Shaw and Larson counter-claimed the school acted in bad faith by trying to patent so many strawberry varieties in a single application, thereby freezing CBC’s ability to work with the plants. As part of the claim, they said the California Strawberry Commission pressured UC Davis to deny Shaw a license because its members didn't want to compete with CBC, but presented no concrete evidence at trial to support the accusation.

UC Davis maintained throughout the case that Shaw and Larson bred seeds for CBC from its unpatented plants in Spain without its permission because they knew breeding them in the United States would violate U.S. patent laws.

Following revelations during trial that a DNA analysis had revealed that 85 percent of the plants CBC grew from imported seeds between 2014 and 2016 contained genetic material from UC Davis’s varieties, Shaw acknowledged that some of CBC's plants were bred in Spain from the university's plants, but blamed it on a "mix-up."

A bench trial before U.S. District Judge Vince Chhabria on equitable claims and injunctive relief is set for May 30.

“CBC hopes that the court's guidance leads the parties to a constructive resolution of this dispute,” Shaw’s and Larson’s attorney Greg Lanier said in an email Thursday.

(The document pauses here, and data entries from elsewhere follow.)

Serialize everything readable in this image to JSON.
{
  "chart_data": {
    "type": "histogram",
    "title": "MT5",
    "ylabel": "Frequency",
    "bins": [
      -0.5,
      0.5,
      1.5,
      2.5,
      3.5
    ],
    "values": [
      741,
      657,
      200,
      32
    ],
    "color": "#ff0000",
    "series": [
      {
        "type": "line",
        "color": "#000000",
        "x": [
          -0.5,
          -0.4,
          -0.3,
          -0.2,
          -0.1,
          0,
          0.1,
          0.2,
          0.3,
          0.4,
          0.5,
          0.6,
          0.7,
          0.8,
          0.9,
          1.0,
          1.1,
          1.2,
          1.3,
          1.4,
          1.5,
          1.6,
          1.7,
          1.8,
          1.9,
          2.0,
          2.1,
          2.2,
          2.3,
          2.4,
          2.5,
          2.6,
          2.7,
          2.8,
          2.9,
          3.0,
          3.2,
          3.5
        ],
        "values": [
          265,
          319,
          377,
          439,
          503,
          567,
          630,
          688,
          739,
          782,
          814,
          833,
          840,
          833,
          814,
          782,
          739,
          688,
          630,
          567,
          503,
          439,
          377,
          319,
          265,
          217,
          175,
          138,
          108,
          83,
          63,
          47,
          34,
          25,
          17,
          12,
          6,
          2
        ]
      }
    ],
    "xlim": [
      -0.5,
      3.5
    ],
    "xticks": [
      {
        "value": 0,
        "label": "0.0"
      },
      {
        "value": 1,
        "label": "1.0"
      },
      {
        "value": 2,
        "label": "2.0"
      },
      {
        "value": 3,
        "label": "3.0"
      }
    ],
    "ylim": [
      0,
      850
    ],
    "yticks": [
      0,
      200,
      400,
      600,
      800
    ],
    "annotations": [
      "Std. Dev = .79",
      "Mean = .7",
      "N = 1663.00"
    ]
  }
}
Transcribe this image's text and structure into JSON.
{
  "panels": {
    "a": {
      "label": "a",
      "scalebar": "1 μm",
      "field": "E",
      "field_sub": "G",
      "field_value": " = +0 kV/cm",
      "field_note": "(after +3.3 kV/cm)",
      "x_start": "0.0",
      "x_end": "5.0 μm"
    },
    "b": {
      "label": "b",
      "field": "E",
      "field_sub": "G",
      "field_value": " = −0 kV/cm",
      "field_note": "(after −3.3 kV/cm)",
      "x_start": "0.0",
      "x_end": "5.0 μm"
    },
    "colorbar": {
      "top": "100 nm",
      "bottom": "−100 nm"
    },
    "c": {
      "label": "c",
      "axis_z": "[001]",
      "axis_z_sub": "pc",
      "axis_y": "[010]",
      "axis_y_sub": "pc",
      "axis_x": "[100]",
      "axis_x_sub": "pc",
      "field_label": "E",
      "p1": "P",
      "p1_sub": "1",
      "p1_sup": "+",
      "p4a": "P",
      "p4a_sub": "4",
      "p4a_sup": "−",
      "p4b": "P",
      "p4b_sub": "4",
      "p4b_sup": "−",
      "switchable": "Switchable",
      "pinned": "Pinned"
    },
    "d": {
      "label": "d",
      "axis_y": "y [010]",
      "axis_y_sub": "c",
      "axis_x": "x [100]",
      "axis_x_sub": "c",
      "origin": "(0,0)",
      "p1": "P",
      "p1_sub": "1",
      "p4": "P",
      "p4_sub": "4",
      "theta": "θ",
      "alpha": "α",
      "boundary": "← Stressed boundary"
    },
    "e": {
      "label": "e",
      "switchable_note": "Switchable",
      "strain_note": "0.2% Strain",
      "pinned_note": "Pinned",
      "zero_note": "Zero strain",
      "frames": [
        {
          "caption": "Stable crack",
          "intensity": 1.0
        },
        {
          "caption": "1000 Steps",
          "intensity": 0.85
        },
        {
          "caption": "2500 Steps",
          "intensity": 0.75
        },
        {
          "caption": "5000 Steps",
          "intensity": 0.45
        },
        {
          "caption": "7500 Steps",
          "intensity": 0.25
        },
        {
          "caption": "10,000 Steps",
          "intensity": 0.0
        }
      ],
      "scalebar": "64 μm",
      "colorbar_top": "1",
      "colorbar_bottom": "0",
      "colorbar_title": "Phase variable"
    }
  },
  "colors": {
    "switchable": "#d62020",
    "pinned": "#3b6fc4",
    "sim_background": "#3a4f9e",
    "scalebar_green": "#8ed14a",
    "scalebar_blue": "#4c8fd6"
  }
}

California strawberries generate $2.5 billion a year and are the state’s fifth most valuable crop. UC Davis’s agriculture school has developed 56 varieties since 1945, creating strains that are bigger, taste better, stay fresh longer and yield up to six times more berries per acre. California farmers pay less for strawberries developed at UC Davis and get access to new varieties before other farmers.

“This decision is good for the California strawberry industry and will provide future guidance to academic institutions on protecting their assets against infringement," UC Davis attorney Matthew Chivvis said in a statement.

Chivvis is with Morrison & Foerster and Lanier is with Jones Day, both in San Francisco.